Aux yeux de ses partisans, le mot instruction est attaché historiquement aux ambitions affichées par l’école républicaine de Jules Ferry : doter tous les citoyens des connaissances qui leur permettront d’occuper une place active dans une société démocratique. Les mêmes voient dans l’émergence du mot éducation un glissement sémantique caractéristique d’une évolution récente de l’enseignement vers de trop vagues objectifs de socialisation, d’intégration culturelle arbitraire, voire de formatage idéologique. Ils y perçoivent à la fois une atteinte aux principes de laïcité et un appauvrissement de la culture générale commune que l’école est chargée de transmettre.

Les « modernes », qu’ils soient pédagogues ou responsables politiques, souvent partisans du terme « éducation », estiment à l’inverse que les mots « instruction » et « enseignement » – avec les formes historiques de projet éducatif qui y correspondent à leurs yeux – mettent exagérément l’accent sur la transmission de savoirs et de savoirs-faire, au détriment de la formation de la « personne », de son émancipation et de sa socialisation.

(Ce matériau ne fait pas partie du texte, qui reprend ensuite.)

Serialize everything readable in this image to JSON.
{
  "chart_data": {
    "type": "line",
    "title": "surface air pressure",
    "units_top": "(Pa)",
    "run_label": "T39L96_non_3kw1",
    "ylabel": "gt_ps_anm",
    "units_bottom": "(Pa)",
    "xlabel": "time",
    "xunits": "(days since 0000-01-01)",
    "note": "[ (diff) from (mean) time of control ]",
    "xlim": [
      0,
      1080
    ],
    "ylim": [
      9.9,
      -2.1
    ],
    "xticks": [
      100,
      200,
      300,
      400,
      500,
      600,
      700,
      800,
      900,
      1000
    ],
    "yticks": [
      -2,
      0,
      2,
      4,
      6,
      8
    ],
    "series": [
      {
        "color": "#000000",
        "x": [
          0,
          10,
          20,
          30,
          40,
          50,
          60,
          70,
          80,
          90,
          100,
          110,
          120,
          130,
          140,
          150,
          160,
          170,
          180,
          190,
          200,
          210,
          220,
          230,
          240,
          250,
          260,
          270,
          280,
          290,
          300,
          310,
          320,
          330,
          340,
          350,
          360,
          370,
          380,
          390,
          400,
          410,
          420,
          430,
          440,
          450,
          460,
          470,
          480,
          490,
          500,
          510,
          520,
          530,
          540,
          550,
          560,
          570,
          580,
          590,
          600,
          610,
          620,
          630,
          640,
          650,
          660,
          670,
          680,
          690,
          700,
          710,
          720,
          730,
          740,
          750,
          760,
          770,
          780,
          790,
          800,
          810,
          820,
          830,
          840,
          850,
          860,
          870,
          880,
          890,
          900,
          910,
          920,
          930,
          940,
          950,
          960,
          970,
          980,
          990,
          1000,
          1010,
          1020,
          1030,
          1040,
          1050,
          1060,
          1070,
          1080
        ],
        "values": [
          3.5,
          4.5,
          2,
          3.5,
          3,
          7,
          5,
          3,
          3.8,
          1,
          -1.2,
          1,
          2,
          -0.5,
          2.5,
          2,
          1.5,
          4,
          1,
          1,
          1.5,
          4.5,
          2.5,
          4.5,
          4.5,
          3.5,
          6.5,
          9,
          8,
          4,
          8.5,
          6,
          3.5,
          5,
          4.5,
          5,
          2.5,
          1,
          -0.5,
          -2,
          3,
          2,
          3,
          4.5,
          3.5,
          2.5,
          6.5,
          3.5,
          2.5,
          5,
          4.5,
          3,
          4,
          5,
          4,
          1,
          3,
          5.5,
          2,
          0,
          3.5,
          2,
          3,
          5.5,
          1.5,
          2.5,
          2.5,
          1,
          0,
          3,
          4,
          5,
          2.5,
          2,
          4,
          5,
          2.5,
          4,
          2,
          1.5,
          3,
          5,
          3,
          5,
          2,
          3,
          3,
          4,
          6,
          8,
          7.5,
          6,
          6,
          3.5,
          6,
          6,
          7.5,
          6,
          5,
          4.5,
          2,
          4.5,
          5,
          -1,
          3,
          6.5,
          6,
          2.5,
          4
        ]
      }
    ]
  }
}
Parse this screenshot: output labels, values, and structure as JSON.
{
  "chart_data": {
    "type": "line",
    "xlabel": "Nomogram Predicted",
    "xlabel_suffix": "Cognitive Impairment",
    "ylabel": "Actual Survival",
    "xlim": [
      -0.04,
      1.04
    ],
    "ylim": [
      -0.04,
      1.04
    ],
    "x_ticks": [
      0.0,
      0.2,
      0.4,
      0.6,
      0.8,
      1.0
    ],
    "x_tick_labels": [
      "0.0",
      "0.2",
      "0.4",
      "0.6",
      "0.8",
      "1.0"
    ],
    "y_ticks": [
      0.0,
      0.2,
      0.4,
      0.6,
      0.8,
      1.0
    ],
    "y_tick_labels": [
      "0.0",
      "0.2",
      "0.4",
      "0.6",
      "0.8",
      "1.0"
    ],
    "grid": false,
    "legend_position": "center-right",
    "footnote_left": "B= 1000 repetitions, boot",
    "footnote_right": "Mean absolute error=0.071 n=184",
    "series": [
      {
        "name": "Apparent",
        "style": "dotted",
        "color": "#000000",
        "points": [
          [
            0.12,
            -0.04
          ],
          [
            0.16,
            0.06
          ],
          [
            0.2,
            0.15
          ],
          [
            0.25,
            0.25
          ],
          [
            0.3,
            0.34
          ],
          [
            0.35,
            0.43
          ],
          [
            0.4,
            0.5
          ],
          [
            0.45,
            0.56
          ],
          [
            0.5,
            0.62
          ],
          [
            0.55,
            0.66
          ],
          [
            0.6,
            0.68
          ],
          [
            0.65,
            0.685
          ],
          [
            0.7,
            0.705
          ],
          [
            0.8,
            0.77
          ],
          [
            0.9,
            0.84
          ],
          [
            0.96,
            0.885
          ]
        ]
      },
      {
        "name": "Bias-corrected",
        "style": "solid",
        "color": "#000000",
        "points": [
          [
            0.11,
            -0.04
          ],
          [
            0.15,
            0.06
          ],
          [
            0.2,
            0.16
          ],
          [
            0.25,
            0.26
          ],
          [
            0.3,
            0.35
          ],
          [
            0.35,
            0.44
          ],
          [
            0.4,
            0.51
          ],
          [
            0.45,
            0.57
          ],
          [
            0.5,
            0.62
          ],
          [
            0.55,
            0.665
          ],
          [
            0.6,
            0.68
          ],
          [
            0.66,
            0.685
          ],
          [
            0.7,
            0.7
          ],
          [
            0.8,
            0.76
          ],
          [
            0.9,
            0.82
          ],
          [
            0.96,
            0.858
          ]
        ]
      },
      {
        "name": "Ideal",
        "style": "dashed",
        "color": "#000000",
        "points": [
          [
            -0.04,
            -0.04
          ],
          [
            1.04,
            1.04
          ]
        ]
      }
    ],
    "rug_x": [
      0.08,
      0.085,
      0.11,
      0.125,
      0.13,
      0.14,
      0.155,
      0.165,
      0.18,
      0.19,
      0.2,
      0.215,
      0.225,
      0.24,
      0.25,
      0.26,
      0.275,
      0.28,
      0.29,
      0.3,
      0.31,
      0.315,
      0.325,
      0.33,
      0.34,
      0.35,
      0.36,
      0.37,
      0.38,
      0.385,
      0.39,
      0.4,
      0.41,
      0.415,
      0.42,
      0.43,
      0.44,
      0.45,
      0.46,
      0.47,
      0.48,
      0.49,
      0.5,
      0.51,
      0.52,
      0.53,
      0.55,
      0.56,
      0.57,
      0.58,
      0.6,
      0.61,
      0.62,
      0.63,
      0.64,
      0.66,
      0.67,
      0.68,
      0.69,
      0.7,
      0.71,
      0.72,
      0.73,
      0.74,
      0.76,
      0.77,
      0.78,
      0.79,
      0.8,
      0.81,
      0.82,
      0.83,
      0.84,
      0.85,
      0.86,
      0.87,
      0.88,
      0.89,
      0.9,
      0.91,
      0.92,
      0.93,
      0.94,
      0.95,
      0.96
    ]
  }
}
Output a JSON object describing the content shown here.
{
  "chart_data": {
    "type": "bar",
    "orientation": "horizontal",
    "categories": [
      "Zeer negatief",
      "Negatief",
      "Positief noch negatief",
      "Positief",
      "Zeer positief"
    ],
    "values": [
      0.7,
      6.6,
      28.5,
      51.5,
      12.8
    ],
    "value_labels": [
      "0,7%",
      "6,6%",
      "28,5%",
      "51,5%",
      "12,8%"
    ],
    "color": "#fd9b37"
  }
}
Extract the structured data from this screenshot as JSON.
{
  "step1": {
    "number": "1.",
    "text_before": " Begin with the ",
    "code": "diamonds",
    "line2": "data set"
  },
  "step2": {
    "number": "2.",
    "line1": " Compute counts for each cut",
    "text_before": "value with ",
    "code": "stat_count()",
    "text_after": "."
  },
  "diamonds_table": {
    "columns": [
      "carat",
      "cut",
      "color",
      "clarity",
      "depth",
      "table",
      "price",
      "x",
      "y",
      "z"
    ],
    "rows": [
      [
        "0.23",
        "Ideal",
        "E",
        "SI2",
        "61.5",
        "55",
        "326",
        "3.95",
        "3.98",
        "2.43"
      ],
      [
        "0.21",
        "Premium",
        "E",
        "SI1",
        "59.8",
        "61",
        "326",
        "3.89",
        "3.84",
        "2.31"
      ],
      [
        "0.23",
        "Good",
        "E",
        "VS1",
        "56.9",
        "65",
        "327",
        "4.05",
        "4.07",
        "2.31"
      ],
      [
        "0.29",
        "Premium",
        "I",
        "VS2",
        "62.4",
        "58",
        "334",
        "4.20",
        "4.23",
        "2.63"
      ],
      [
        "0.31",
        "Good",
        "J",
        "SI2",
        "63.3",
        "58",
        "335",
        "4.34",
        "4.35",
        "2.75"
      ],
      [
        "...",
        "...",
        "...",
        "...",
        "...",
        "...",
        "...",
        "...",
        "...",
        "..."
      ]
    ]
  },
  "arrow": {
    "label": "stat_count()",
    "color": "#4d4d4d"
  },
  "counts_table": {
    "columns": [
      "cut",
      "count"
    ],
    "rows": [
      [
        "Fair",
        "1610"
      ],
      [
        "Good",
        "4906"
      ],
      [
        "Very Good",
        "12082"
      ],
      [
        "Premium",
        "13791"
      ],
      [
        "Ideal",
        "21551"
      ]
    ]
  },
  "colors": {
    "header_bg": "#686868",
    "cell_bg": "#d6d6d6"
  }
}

Cette querelle semble bien vaine, car elle résulte pour l’essentiel d’une compréhension incorrecte des fonctions du système éducatif aux différentes époques du capitalisme moderne. Elle témoigne aussi d’une grande naïveté devant l’usage symbolique des mots par les tenants du pouvoir. Car à y regarder d’un peu plus près, on peut douter que l’ambition de Jules Ferry fut vraiment d’instruire le peuple ; tout comme on peut douter que l’objectif des ministres actuels serait d’abord de l’éduquer.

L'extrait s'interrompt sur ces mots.